You're probably visiting this page for the first time if you got an email from me, and wondered what that cryptic thing at the bottom of it was. Allow me to explain... (if you're looking for cunning anti-spam measures, scroll down a bit)

echo http://matthew.jesuits.net/spam/ | sed 's,t/.*,t,;P;s,.*//,,;s,\.,@,;'

This line of near-gibberish is a bash (a type of Unix command line shell) command. It will probably work in a host of other shells, including the most basic sh. First, a bit about Unix "pipes". That bar that you see near the middle there (just before the sed) is called a pipe, and essentially connects the two programmes together. The output of the first command becomes the input of the second. Let's break it down a bit.

echo http://matthew.jesuits.net/spam/

echo is described in its (GNU) manual page like so: echo - display a line of text (the FreeBSD manual page says echo -- write arguments to the standard output). Yup, that is all it does... puts text onto the "standard output" (normally, the standard output for a programme is the terminal that you are typing the commands into, and "arguments" are the bits on the command line after the command name, in this case "http://matthew.jesuits.net/spam/" is the only argument to the echo command). Executing the above command would produce the output:

http://matthew.jesuits.net/spam/

echo is useful for creating some basic input for other programmes. In this example, we create some input for the sed programme, described in the FreeBSD man page as sed -- stream editor (the GNU sed man page has a useless description). echo's standard output is connected with sed's standard input by the shell, because of the pipe we put in there.

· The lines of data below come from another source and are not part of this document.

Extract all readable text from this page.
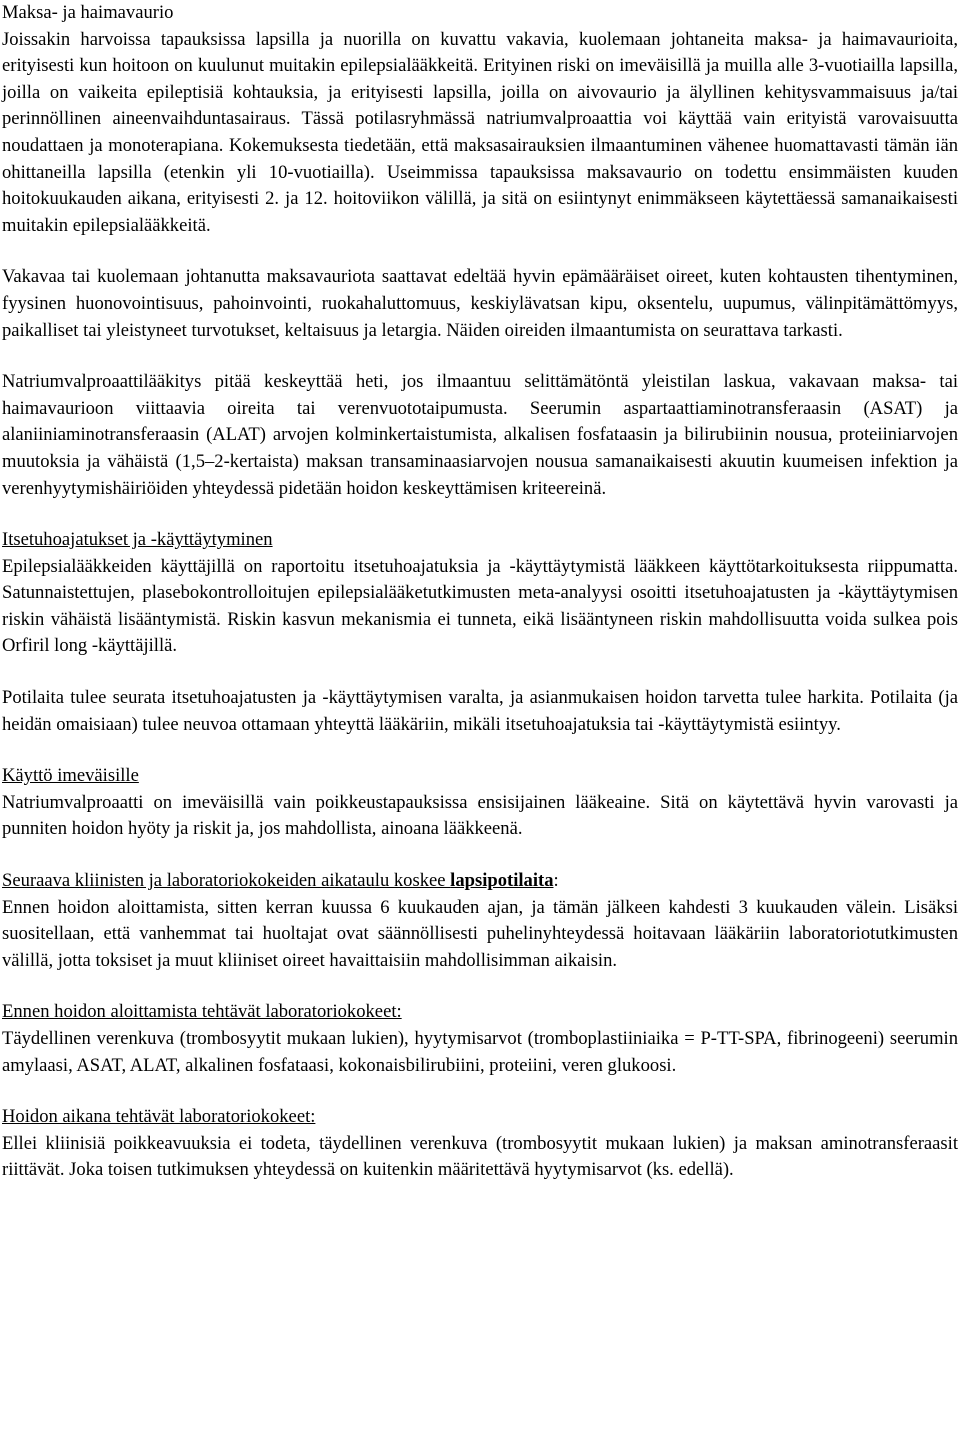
Maksa- ja haimavaurio

Joissakin harvoissa tapauksissa lapsilla ja nuorilla on kuvattu vakavia, kuolemaan johtaneita maksa- ja haimavaurioita, erityisesti kun hoitoon on kuulunut muitakin epilepsialääkkeitä. Erityinen riski on imeväisillä ja muilla alle 3-vuotiailla lapsilla, joilla on vaikeita epileptisiä kohtauksia, ja erityisesti lapsilla, joilla on aivovaurio ja älyllinen kehitysvammaisuus ja/tai perinnöllinen aineenvaihduntasairaus. Tässä potilasryhmässä natriumvalproaattia voi käyttää vain erityistä varovaisuutta noudattaen ja monoterapiana. Kokemuksesta tiedetään, että maksasairauksien ilmaantuminen vähenee huomattavasti tämän iän ohittaneilla lapsilla (etenkin yli 10-vuotiailla). Useimmissa tapauksissa maksavaurio on todettu ensimmäisten kuuden hoitokuukauden aikana, erityisesti 2. ja 12. hoitoviikon välillä, ja sitä on esiintynyt enimmäkseen käytettäessä samanaikaisesti muitakin epilepsialääkkeitä.

Vakavaa tai kuolemaan johtanutta maksavauriota saattavat edeltää hyvin epämääräiset oireet, kuten kohtausten tihentyminen, fyysinen huonovointisuus, pahoinvointi, ruokahaluttomuus, keskiylävatsan kipu, oksentelu, uupumus, välinpitämättömyys, paikalliset tai yleistyneet turvotukset, keltaisuus ja letargia. Näiden oireiden ilmaantumista on seurattava tarkasti.

Natriumvalproaattilääkitys pitää keskeyttää heti, jos ilmaantuu selittämätöntä yleistilan laskua, vakavaan maksa- tai haimavaurioon viittaavia oireita tai verenvuototaipumusta. Seerumin aspartaattiaminotransferaasin (ASAT) ja alaniiniaminotransferaasin (ALAT) arvojen kolminkertaistumista, alkalisen fosfataasin ja bilirubiinin nousua, proteiiniarvojen muutoksia ja vähäistä (1,5–2-kertaista) maksan transaminaasiarvojen nousua samanaikaisesti akuutin kuumeisen infektion ja verenhyytymishäiriöiden yhteydessä pidetään hoidon keskeyttämisen kriteereinä.

Itsetuhoajatukset ja -käyttäytyminen

Epilepsialääkkeiden käyttäjillä on raportoitu itsetuhoajatuksia ja -käyttäytymistä lääkkeen käyttötarkoituksesta riippumatta. Satunnaistettujen, plasebokontrolloitujen epilepsialääketutkimusten meta-analyysi osoitti itsetuhoajatusten ja -käyttäytymisen riskin vähäistä lisääntymistä. Riskin kasvun mekanismia ei tunneta, eikä lisääntyneen riskin mahdollisuutta voida sulkea pois Orfiril long -käyttäjillä.

Potilaita tulee seurata itsetuhoajatusten ja -käyttäytymisen varalta, ja asianmukaisen hoidon tarvetta tulee harkita. Potilaita (ja heidän omaisiaan) tulee neuvoa ottamaan yhteyttä lääkäriin, mikäli itsetuhoajatuksia tai -käyttäytymistä esiintyy.

Käyttö imeväisille

Natriumvalproaatti on imeväisillä vain poikkeustapauksissa ensisijainen lääkeaine. Sitä on käytettävä hyvin varovasti ja punniten hoidon hyöty ja riskit ja, jos mahdollista, ainoana lääkkeenä.

Seuraava kliinisten ja laboratoriokokeiden aikataulu koskee lapsipotilaita:

Ennen hoidon aloittamista, sitten kerran kuussa 6 kuukauden ajan, ja tämän jälkeen kahdesti 3 kuukauden välein. Lisäksi suositellaan, että vanhemmat tai huoltajat ovat säännöllisesti puhelinyhteydessä hoitavaan lääkäriin laboratoriotutkimusten välillä, jotta toksiset ja muut kliiniset oireet havaittaisiin mahdollisimman aikaisin.

Ennen hoidon aloittamista tehtävät laboratoriokokeet:

Täydellinen verenkuva (trombosyytit mukaan lukien), hyytymisarvot (tromboplastiiniaika = P-TT-SPA, fibrinogeeni) seerumin amylaasi, ASAT, ALAT, alkalinen fosfataasi, kokonaisbilirubiini, proteiini, veren glukoosi.

Hoidon aikana tehtävät laboratoriokokeet:

Ellei kliinisiä poikkeavuuksia ei todeta, täydellinen verenkuva (trombosyytit mukaan lukien) ja maksan aminotransferaasit riittävät. Joka toisen tutkimuksen yhteydessä on kuitenkin määritettävä hyytymisarvot (ks. edellä).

OK, so, now comes the hard bit... what does that gibberish after the sed do?

sed 's,t/.*,t,;P;s,.*//,,;s,\.,@,;'

sed edits streams. Anything flowing through pipes can be thought of as a stream. sed takes as its main argument a list of instructions. Can you spot the semi-colons in there? Those are the breaks between the instructions. OK, so lets break this down into a more readable form:

s,t/.*,t,;

P;

s,.*//,,;

s,\.,@,;

The first letter of the line signifies the sed instruction that we are going to use. In this case, they are all the "s" ("substitute") instruction, except for one, the "P" (print) instruction. The manual has this to say about the format of the s instruction:

s/regular expression/replacement/flags

A regular expression is just a set of characters which "match" another set of characters. I'll get to that just now. As you can see, I'm using a comma instead of a slash after the "s" (and at all the other points where a slash is needed). Almost any character can be used... I chose a comma because it was not used anywhere else in the regular expression or the replacement.

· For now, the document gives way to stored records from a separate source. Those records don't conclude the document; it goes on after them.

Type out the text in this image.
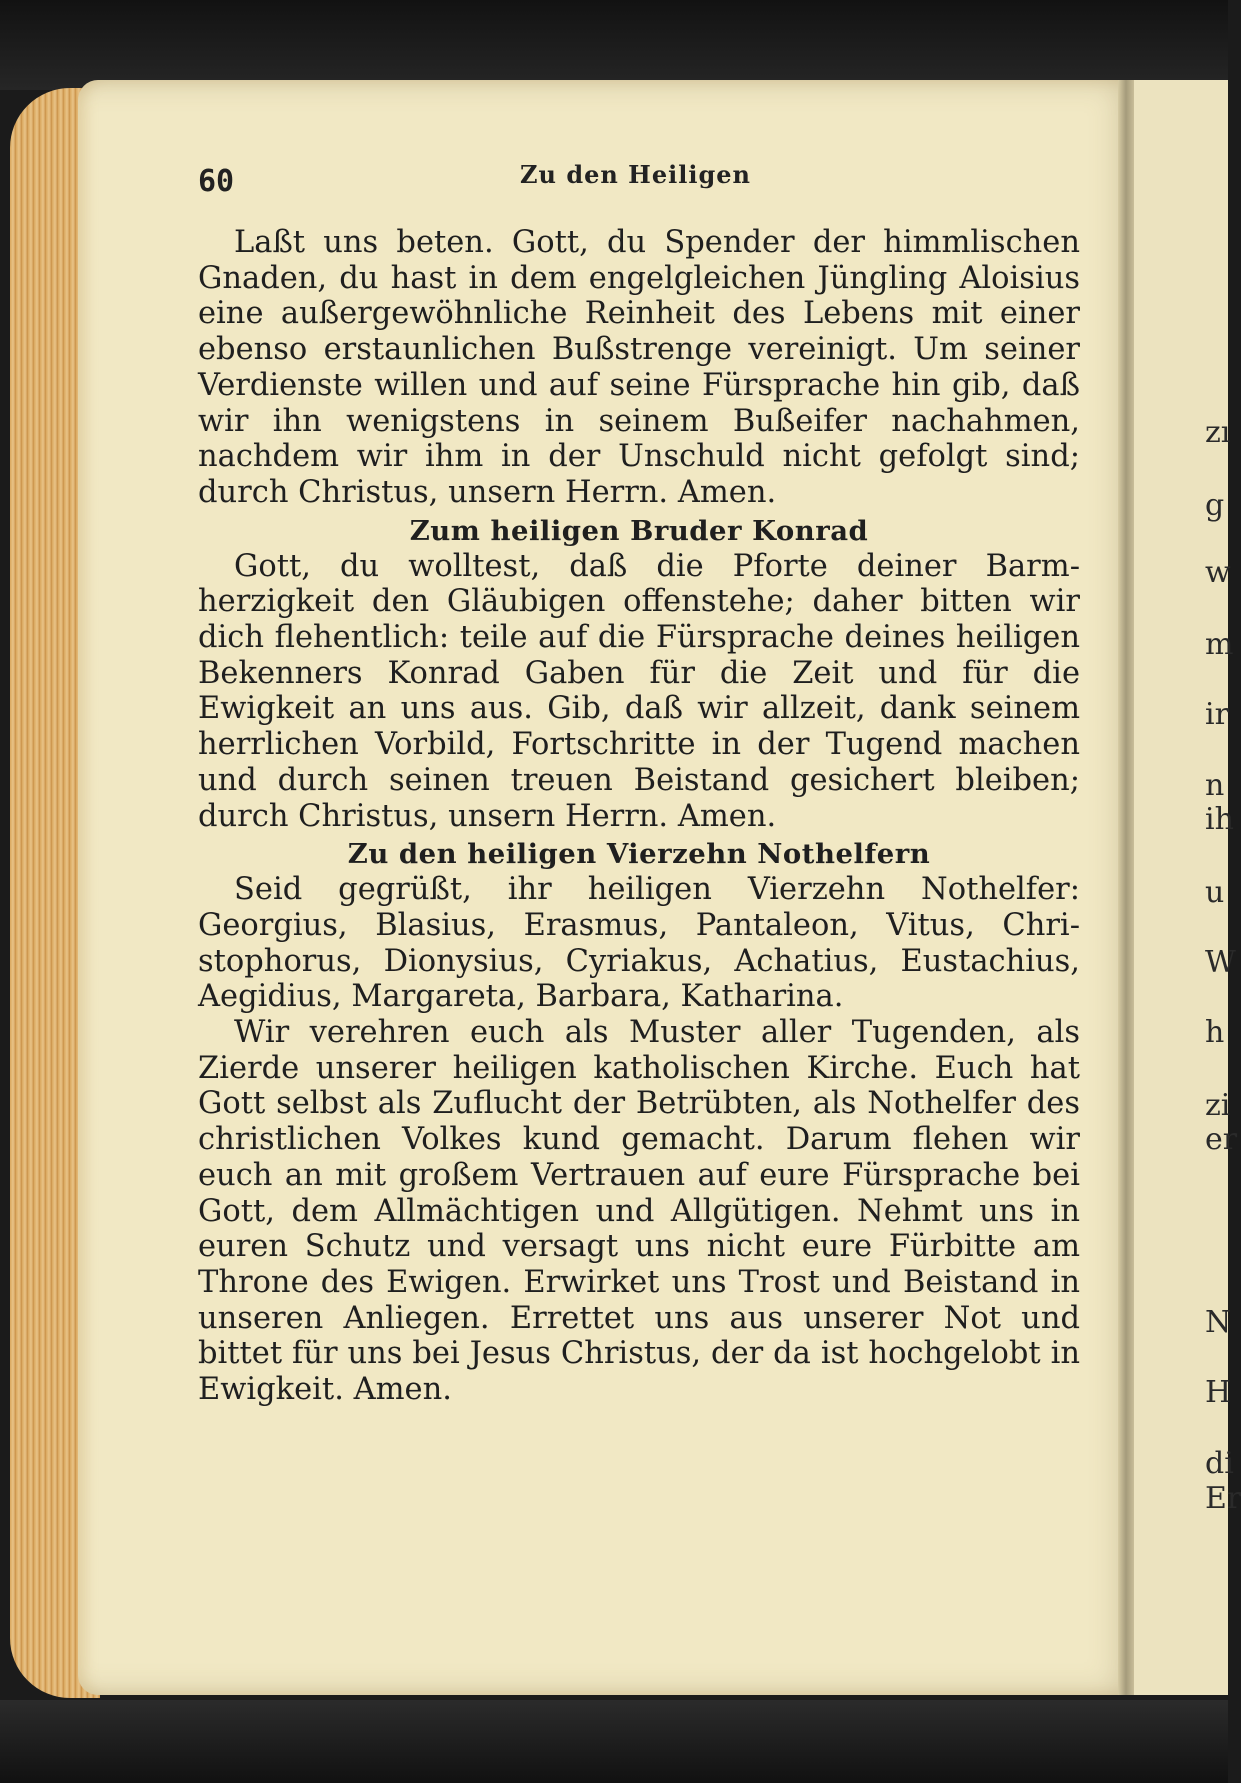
zı
g
w
m
ir
n
ih
u
W
h
zi
er
N
H
di
Er
60	Zu den Heiligen

Laßt uns beten. Gott, du Spender der himmlischen Gnaden, du hast in dem engelgleichen Jüngling Aloisius eine außergewöhnliche Reinheit des Lebens mit einer ebenso erstaunlichen Bußstrenge vereinigt. Um seiner Verdienste willen und auf seine Fürsprache hin gib, daß wir ihn wenigstens in seinem Bußeifer nachahmen, nachdem wir ihm in der Unschuld nicht gefolgt sind; durch Christus, unsern Herrn. Amen.

Zum heiligen Bruder Konrad

Gott, du wolltest, daß die Pforte deiner Barmherzigkeit den Gläubigen offenstehe; daher bitten wir dich flehentlich: teile auf die Fürsprache deines heiligen Bekenners Konrad Gaben für die Zeit und für die Ewigkeit an uns aus. Gib, daß wir allzeit, dank seinem herrlichen Vorbild, Fortschritte in der Tugend machen und durch seinen treuen Beistand gesichert bleiben; durch Christus, unsern Herrn. Amen.

Zu den heiligen Vierzehn Nothelfern

Seid gegrüßt, ihr heiligen Vierzehn Nothelfer: Georgius, Blasius, Erasmus, Pantaleon, Vitus, Christophorus, Dionysius, Cyriakus, Achatius, Eustachius, Aegidius, Margareta, Barbara, Katharina.

Wir verehren euch als Muster aller Tugenden, als Zierde unserer heiligen katholischen Kirche. Euch hat Gott selbst als Zuflucht der Betrübten, als Nothelfer des christlichen Volkes kund gemacht. Darum flehen wir euch an mit großem Vertrauen auf eure Fürsprache bei Gott, dem Allmächtigen und Allgütigen. Nehmt uns in euren Schutz und versagt uns nicht eure Fürbitte am Throne des Ewigen. Erwirket uns Trost und Beistand in unseren Anliegen. Errettet uns aus unserer Not und bittet für uns bei Jesus Christus, der da ist hochgelobt in Ewigkeit. Amen.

So, lets examine the three regular expressions, and their replacements, one by one...

s,t/.*,t,;

Here, the regular expression is t/.*. A dot in a regular expression has a special meaning. It means "match any character". The asterisk after it means "zero or more of the preceding thing". So, what this regular expression means is "a t, followed by a slash, followed by zero or more of any character. This will match the t/spam/ at the end of the URL. The replacement (thats the part between the second and the third commas) is "t". So, replace the t/spam/ with t, leaving us with http://matthew.jesuits.net

At this point, the P instruction is used, which prints out what is remaining in "pattern space". ie, print out my web site address, http://matthew.jesuits.net

s,.*//,,;

Here, we replace zero or more of anything followed by two slashes with nothing (there is nothing between the second and third commas). This leaves us with matthew.jesuits.net

s,\.,@,;

This last instruction is very simple. As I said just now, the "." matches any character. We can "escape" this, to match only a "." by preceding it with a backslash (\). So, the regular expression says "match a dot", and the instruction says "replace a dot with an at sign". sed only matches the first instance of the regular expression in the string. In other words, only the first dot will be replaced with an at sign, leaving my email address. This is what remains in "pattern space", and is automatically printed out by sed. Voila!

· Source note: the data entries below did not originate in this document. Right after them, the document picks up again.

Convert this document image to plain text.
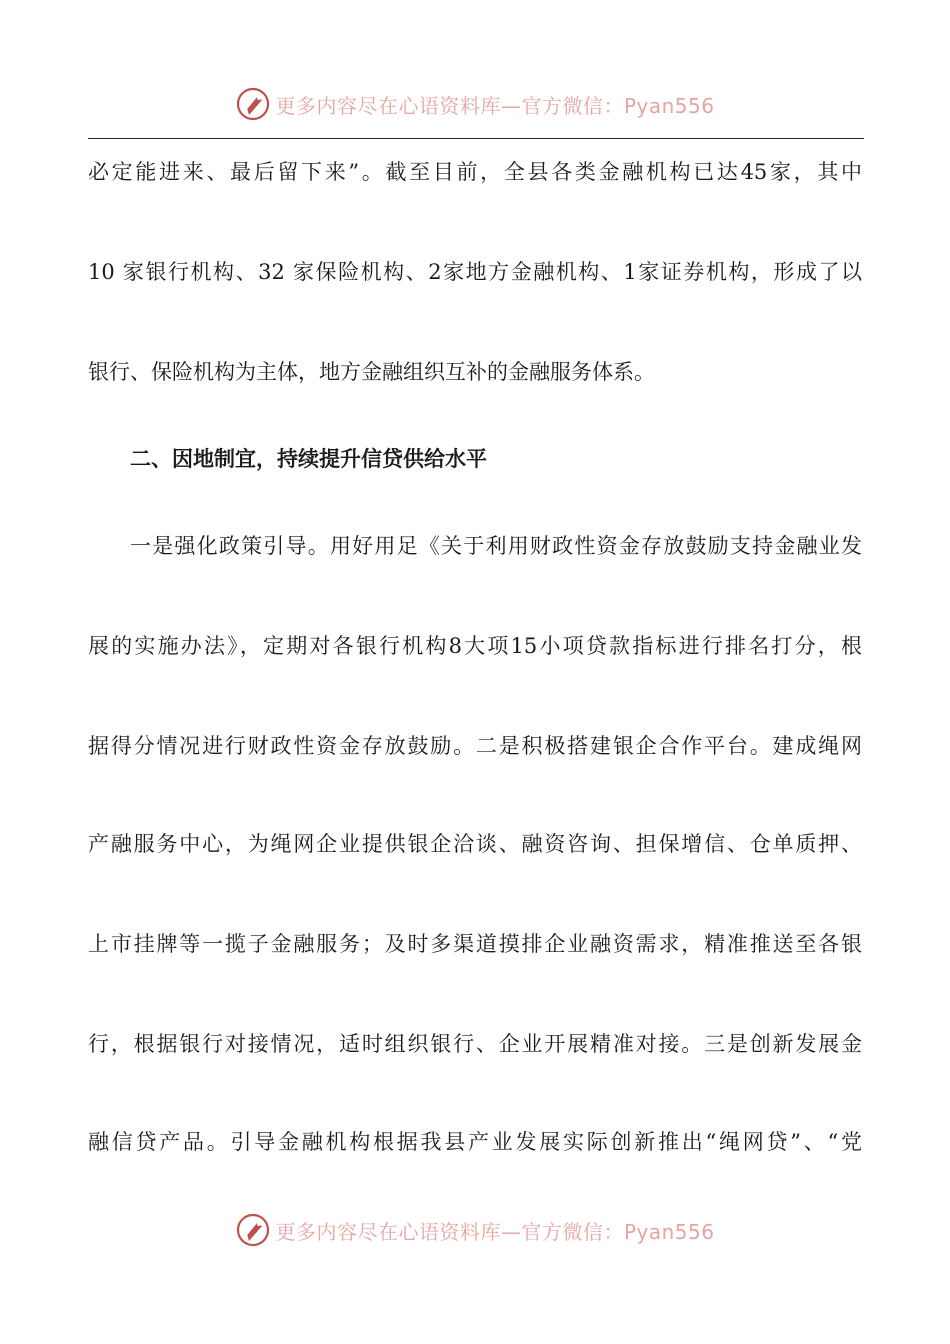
更多内容尽在心语资料库—官方微信：Pyan556
必定能进来、最后留下来”。截至目前，全县各类金融机构已达45家，其中
10 家银行机构、32 家保险机构、2家地方金融机构、1家证券机构，形成了以
银行、保险机构为主体，地方金融组织互补的金融服务体系。
二、因地制宜，持续提升信贷供给水平
一是强化政策引导。用好用足《关于利用财政性资金存放鼓励支持金融业发
展的实施办法》，定期对各银行机构8大项15小项贷款指标进行排名打分，根
据得分情况进行财政性资金存放鼓励。二是积极搭建银企合作平台。建成绳网
产融服务中心，为绳网企业提供银企洽谈、融资咨询、担保增信、仓单质押、
上市挂牌等一揽子金融服务；及时多渠道摸排企业融资需求，精准推送至各银
行，根据银行对接情况，适时组织银行、企业开展精准对接。三是创新发展金
融信贷产品。引导金融机构根据我县产业发展实际创新推出“绳网贷”、“党
更多内容尽在心语资料库—官方微信：Pyan556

If you've followed this far, and aren't confused, I get to be proud of myself :) And, since you've just decoded my web site address and my email address (from the mail that you got from me :P), drop me a line, and let me know what you think of this explanation. Feedback good. (And I promise to pass it onto Russell who deserves all the credit for this in the first place!)

Anti-Spam measures

This section is very much work-in-progress... I'll get there eventually.

I employ a few anti-spam measures both on my website, and in my communications with people, and, of course have a spam-filter protecting my inbox.

Never publishing email address

I never publish my email addresses, where possible.

Makes use of Google's Spam functions

Google offers great detection and filtering of Spam messages even before they reach my inbox.

SpamAssassin

SpamAssassin is a mail filter which helps to identify spam that gets into my mail box on my computer.